При этом в творчестве Беньямина (особенно в поздних работах) обнаруживается и заметное внимание к способам проявления медленного – в контексте общего стремления противостоять прогрессистским взглядам на время как на нечто линейное, однородное, цикличное, а стало быть, в конечном счете статичное. Хотя в основе беньяминовской эпистемологии и прозы явно лежит именно модернистское ощущение скорости, в позднем творчестве мыслителя невозможно не заметить призывов к сознательному торможению, изъятию фигуры интеллектуала из вихря скорости, обращению к памяти и длительности как противоядию против современной логики амнезии и катастрофы. Вспомним, в частности, как в своем монументальном труде «Проект аркад» Беньямин обращается к распространенной в Париже середины XIX столетия практике прогуливаться с черепахой на поводке как способу замедлить шаг, полюбоваться городским пейзажем и, конечно же, самому превратиться в богемную достопримечательность, притягивающую всеобщие взоры. Вспомним и о том, как в той же работе Беньямин размышляет о скуке и ожидании как о таких экзистенциальных состояниях, которые, хотя и не полностью чужды современной исторической динамике, находятся как бы в преддверии незавершенных преобразований и соотносятся с ними. Культивировать в себе скуку – значит добиться заметного снижения скорости. Это значит перевести дыхание и словно вывернуть мир наизнанку, взглянуть на настоящее как на вечное повторение одного и того же до тех пор, пока неведомое будущее внезапно не переменит повестки дня:
Мы испытываем скуку тогда, когда не знаем, чего ждем. Знание, или иллюзия знания, почти всегда есть признак поверхностности или невнимательности. Скука – это порог великих свершений[34].
В обоих этих примерах медлительность и снижение скорости выступают специфическими продуктами современных скорости и ускорения, реакцией на них. Медленность нуждается в скорости, чтобы выразить себя через нее и утвердиться в качестве значимой структуры опыта. Поэтому некорректно рассматривать медленность как некий крик природы, спонтанности или традиции, протестующий против индустриального темпа жизни.
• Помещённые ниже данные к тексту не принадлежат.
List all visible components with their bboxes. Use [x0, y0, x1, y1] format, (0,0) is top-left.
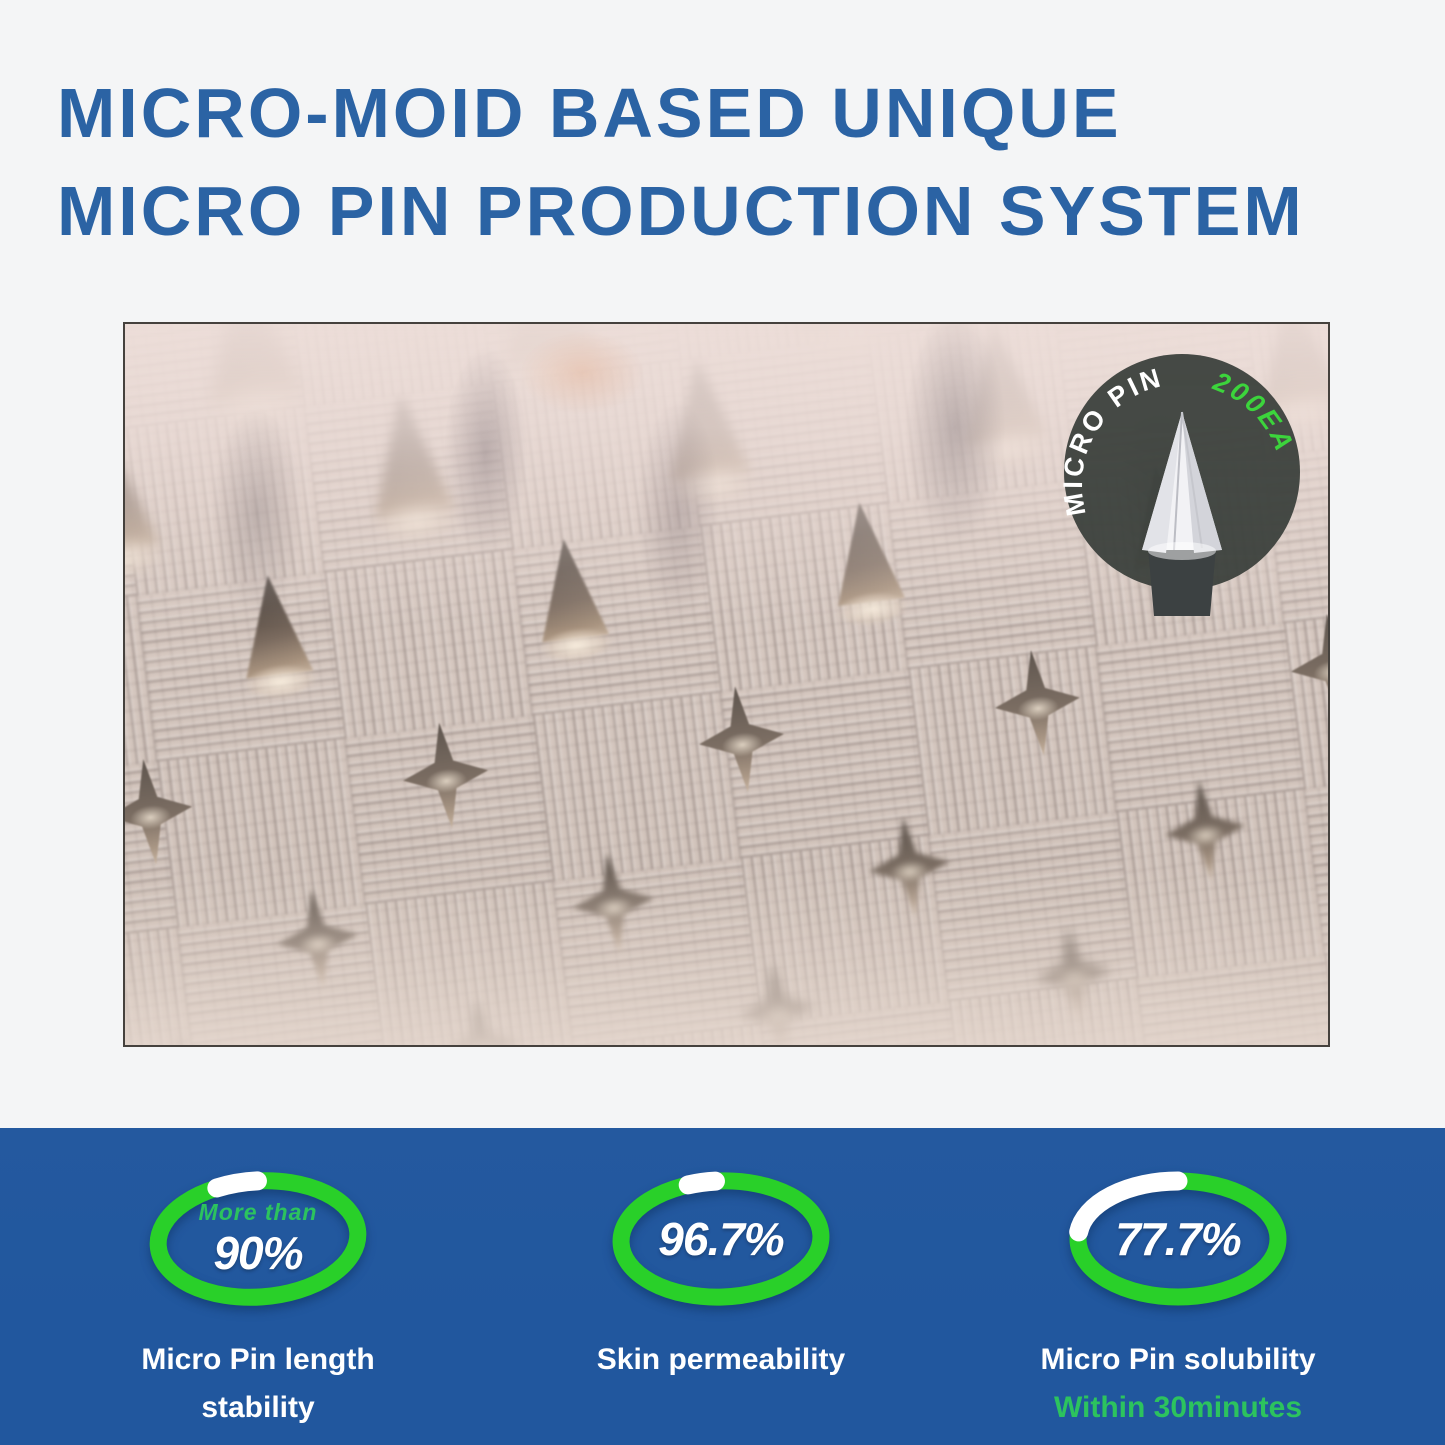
stat-prefix: More than	[198, 1198, 318, 1225]
micro-pin-spike	[1158, 775, 1251, 885]
stat-label-line1: Micro Pin length	[141, 1343, 375, 1376]
micro-pin-spike	[817, 497, 917, 638]
ring-text: 77.7%	[1058, 1164, 1298, 1314]
stat-sublabel: Within 30minutes	[1053, 1391, 1303, 1424]
stat-label: Micro Pin solubility Within 30minutes	[978, 1336, 1378, 1432]
micro-pin-spike	[646, 350, 767, 521]
progress-ring-wrap: More than 90%	[138, 1164, 378, 1314]
stat-label: Skin permeability	[521, 1336, 921, 1384]
micro-pin-spike	[988, 645, 1086, 761]
stat-label-line1: Micro Pin solubility	[1040, 1343, 1316, 1376]
stat-value: 96.7%	[658, 1213, 784, 1265]
micro-pin-spike	[437, 995, 525, 1047]
micro-pin-spike	[863, 811, 956, 921]
micro-pin-spike	[567, 848, 660, 958]
stat-pin-length-stability: More than 90% Micro Pin length stability	[58, 1164, 458, 1432]
weave-tile	[324, 549, 533, 739]
stat-value: 90%	[213, 1226, 303, 1279]
micro-pin-spike	[941, 322, 1062, 485]
micro-pin-spike	[397, 717, 495, 833]
progress-ring-icon	[149, 1171, 367, 1306]
micro-pin-spike	[226, 570, 326, 711]
micro-pin-spike	[180, 322, 322, 448]
progress-ring-icon	[612, 1171, 830, 1306]
stat-pin-solubility: 77.7% Micro Pin solubility Within 30minu…	[978, 1164, 1378, 1432]
stat-skin-permeability: 96.7% Skin permeability	[521, 1164, 921, 1384]
progress-ring-wrap: 77.7%	[1058, 1164, 1298, 1314]
ring-text: 96.7%	[601, 1164, 841, 1314]
micro-pin-spike	[123, 754, 199, 870]
micro-pin-spike	[522, 534, 622, 675]
micro-pin-badge: MICRO PIN 200EA	[1058, 352, 1302, 652]
headline-line-1: MICRO-MOID BASED UNIQUE	[57, 74, 1122, 152]
micro-pin-spike	[476, 322, 618, 412]
micro-pin-spike	[1029, 922, 1117, 1027]
headline-line-2: MICRO PIN PRODUCTION SYSTEM	[57, 172, 1305, 250]
stats-band: More than 90% Micro Pin length stability…	[0, 1128, 1445, 1445]
microneedle-photo: MICRO PIN 200EA	[123, 322, 1330, 1047]
micro-pin-spike	[733, 959, 821, 1047]
stat-label-line1: Skin permeability	[596, 1343, 846, 1376]
stat-label: Micro Pin length stability	[58, 1336, 458, 1432]
headline: MICRO-MOID BASED UNIQUE MICRO PIN PRODUC…	[57, 64, 1305, 260]
ring-text: More than 90%	[138, 1164, 378, 1314]
progress-ring-icon	[1069, 1171, 1287, 1306]
micro-pin-spike	[271, 884, 364, 994]
micro-pin-spike	[350, 387, 471, 558]
stat-value: 77.7%	[1115, 1213, 1241, 1265]
progress-ring-wrap: 96.7%	[601, 1164, 841, 1314]
micro-pin-spike	[693, 681, 791, 797]
stat-label-line2: stability	[201, 1391, 315, 1424]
Медленная жизнь требует не меньших интеллектуальных и физических усилий, нежели жизнь в бешеном темпе и постоянном движении. Медлительность обращает скорость против самой себя, стремясь приумножить современные перцептивные и эмпирические возможности. Лишь тот, кто не страшится современного ритма, кто осмеливается шагнуть навстречу непрерывным потокам и резким потрясениям современной городской жизни, сумеет распознать истинные наслаждения и соблазны, которые таит в себе медленность.